Well actually you can. I think you might be referring to what happens to USB bandwidth when a cable length exceeds 2m and you need an active cable. But why does this universal cable also have to be above 2m? And why can't you have a long cable for the special use case, and then have a shorter cable which can do *absolutely everything*? I really think we're looking for a problem here, a consumer can look up the specs of the cable before they buy it and if they're borrowing a thin cable off someone then its very likely to not be a fully capable cable.
It's sort of funny that in offering all this flexibility the type C port is gathering criticism precisely because it can be used for everything!
My monitor comes with a 1.8m cable that gives up to 85w power, 5k or dual 4k and USB 3.1 speeds as well. But it never leaves the monitor as its the monitor cable, IRL people don't want to use 1 cable for literally everything do they? It'd wear out fast I imagine.
Just because Type C can use one cable doesn't mean we need to reduce it to being *only* able to use one cable. But if you wanted to, you can.

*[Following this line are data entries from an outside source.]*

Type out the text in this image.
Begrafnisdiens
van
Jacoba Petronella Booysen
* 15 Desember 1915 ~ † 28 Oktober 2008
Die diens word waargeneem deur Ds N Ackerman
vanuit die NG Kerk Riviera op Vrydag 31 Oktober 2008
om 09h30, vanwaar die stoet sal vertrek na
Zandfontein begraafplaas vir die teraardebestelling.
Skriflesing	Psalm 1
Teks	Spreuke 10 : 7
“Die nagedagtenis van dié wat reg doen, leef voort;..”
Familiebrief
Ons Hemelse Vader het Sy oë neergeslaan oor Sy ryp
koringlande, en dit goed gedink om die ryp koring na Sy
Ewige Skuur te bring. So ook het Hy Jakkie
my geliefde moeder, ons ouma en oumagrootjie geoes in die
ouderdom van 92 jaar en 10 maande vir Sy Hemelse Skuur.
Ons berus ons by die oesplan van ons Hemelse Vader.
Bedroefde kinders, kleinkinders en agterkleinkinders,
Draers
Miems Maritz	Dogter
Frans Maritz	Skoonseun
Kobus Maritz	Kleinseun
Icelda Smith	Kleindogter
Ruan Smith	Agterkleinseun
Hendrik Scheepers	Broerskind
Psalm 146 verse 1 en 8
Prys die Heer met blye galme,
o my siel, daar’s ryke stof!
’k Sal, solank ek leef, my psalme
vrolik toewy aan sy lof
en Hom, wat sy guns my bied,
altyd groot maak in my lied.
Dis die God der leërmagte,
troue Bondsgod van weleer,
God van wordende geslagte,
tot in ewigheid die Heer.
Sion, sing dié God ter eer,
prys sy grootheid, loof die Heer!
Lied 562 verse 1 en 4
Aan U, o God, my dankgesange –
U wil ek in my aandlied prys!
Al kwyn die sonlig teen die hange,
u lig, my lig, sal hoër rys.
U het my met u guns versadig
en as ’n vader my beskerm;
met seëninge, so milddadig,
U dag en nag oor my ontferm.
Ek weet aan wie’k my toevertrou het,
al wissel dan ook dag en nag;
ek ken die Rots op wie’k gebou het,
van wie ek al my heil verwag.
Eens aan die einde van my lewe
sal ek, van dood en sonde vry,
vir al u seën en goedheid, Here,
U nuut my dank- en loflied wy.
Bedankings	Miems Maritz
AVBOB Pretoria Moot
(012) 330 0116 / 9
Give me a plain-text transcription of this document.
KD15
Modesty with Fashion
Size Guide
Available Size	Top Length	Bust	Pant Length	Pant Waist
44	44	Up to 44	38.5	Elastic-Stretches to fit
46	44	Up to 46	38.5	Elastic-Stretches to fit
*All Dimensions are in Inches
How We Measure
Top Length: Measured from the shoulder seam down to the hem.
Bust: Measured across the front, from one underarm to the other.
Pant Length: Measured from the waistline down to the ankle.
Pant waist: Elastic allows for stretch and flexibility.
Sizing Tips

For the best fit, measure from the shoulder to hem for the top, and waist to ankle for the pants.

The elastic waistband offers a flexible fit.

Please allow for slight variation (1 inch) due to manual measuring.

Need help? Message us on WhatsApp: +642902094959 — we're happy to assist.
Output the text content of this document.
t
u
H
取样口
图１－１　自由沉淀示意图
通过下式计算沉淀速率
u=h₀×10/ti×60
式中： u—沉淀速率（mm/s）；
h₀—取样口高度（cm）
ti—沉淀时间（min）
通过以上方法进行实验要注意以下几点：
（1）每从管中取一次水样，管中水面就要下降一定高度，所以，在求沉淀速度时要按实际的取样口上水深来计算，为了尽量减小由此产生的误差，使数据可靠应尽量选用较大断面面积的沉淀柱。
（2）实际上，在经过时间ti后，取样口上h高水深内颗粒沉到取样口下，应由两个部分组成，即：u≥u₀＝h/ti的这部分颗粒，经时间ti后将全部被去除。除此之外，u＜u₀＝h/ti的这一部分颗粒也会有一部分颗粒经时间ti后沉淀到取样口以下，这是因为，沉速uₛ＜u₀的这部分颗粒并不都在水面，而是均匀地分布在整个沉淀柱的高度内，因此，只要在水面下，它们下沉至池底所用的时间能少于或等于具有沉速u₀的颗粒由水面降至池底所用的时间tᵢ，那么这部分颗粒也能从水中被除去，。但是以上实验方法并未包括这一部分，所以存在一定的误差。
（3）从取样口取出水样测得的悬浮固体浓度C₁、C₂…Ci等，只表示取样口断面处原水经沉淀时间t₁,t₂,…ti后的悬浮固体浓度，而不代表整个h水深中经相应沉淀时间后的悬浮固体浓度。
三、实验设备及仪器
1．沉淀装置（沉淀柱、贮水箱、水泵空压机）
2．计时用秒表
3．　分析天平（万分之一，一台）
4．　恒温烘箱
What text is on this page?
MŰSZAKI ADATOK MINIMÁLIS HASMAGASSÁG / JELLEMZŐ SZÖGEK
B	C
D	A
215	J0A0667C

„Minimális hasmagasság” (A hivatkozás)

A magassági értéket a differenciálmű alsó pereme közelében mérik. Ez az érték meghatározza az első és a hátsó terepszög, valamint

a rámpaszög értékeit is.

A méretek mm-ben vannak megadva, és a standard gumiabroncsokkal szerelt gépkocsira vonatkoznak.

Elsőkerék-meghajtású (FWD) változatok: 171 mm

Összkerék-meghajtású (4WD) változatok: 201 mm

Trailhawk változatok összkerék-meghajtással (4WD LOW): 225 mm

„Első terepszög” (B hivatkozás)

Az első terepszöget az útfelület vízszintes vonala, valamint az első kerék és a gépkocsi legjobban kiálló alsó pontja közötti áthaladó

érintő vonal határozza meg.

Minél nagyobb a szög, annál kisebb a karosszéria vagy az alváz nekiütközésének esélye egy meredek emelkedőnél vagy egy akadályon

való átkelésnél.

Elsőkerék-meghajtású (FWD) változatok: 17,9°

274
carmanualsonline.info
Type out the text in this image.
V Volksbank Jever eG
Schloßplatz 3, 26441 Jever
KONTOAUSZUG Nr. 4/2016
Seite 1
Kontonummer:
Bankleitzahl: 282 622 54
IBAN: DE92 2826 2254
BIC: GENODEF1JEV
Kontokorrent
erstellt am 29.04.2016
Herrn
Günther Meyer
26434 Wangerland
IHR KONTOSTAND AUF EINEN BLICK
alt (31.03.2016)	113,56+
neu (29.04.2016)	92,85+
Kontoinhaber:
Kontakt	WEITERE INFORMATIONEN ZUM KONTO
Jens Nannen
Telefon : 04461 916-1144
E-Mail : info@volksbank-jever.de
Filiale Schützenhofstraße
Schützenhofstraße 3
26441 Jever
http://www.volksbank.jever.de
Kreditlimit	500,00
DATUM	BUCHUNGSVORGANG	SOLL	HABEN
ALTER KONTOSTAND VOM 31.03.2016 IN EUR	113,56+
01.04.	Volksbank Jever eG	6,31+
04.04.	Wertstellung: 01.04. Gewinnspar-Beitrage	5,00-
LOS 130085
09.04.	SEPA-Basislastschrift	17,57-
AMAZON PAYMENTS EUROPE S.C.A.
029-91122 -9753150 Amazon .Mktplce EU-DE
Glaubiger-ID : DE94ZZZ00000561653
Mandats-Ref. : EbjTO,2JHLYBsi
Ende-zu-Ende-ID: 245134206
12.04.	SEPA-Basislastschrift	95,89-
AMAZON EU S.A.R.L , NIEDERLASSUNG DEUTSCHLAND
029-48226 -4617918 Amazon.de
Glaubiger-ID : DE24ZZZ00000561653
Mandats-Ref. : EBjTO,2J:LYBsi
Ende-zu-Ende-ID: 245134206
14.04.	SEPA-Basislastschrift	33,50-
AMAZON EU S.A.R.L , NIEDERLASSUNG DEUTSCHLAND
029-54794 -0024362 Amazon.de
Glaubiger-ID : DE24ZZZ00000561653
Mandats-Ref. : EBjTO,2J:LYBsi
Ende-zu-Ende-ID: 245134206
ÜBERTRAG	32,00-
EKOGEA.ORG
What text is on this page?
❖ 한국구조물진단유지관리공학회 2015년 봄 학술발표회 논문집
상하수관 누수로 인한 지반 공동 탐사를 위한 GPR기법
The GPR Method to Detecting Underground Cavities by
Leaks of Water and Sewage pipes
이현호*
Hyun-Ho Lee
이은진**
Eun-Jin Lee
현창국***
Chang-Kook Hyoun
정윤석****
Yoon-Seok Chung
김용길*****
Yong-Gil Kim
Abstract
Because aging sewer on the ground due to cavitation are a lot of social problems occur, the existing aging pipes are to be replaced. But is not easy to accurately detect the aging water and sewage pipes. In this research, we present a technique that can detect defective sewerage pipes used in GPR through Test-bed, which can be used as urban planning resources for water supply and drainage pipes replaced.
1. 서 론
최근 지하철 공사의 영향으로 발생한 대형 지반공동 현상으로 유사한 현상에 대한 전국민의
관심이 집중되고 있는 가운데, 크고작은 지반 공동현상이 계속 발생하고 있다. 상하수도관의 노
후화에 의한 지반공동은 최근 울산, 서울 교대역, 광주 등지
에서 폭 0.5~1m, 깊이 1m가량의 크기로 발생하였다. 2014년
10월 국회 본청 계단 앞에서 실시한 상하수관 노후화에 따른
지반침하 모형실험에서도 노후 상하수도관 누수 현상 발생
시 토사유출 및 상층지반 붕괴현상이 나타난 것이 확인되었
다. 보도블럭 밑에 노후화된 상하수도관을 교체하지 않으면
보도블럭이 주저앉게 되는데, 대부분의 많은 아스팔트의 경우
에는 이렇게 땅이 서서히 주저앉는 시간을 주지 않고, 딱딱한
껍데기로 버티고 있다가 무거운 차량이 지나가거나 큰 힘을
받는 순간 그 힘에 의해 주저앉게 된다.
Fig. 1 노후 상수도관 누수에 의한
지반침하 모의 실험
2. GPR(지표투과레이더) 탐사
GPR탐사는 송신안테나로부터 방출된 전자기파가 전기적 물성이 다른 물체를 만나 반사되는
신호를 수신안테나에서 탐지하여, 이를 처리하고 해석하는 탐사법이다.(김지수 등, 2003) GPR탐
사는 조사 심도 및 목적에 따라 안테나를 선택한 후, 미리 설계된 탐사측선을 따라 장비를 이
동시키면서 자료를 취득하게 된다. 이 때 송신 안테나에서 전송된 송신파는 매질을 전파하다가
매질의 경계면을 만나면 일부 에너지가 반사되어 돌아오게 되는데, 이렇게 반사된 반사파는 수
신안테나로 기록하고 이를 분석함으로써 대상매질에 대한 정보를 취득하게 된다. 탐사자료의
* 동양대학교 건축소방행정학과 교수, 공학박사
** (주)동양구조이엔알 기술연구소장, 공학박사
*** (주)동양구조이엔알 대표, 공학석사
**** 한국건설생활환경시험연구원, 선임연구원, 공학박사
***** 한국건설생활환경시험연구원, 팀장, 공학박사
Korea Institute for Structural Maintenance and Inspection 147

I never said I only want to buy 1 cable and try to use that 1 single cable everywhere. That's a strawman argument. The point is that people can have one cable or a 10 pack of cables that fit but doesn't work depending on what they're trying to do.
They killed the adage of "if it fits it works" by allowing a combination of different standards and protocols all to use the same connector along with a myriad of different cables all with the same connector. You're trying to apologize for it by acting like it's a "feature" of USB-C that there isn't just one cable to cover all of it. Yay, instead of carrying around 5 cables with different ends, now with USB-C I get to carry 5 different cables that all look the same but don't cover identical use cases!!!! Woohoo this is what we all dreamed of, having to label our cables to keep track of what they do!!!!!
I don't understand why you keep trying to insist that one cable can do absolutely everything. It simply isn't true. If you have a laptop with a DisplayPort output and a monitor that uses DisplayPort you cannot use an active TB3 cable. An active TB3 cable will only work with DisplayPort
over Thunderbolt 3. Good luck getting consumers to figure that out. Whatever they just bought is getting returned because it appears to be broken.
Then there is the ****-show of compatibility with various alternate modes:
USB-C Alternate Mode video compatibility vs Thunderbolt 3:
Thunderbolt 3 supports HDMI 2.0
USB 3.1 only supports HDMI 1.4b
DisplayPort:
USB 3.1 supports DP 1.3
Thunderbolt 3 only supports DP version 1.2
I didn't even touch on power delivery either. Does it carry 60W or 100W, or in the case of optical TB3 cables, no power at all?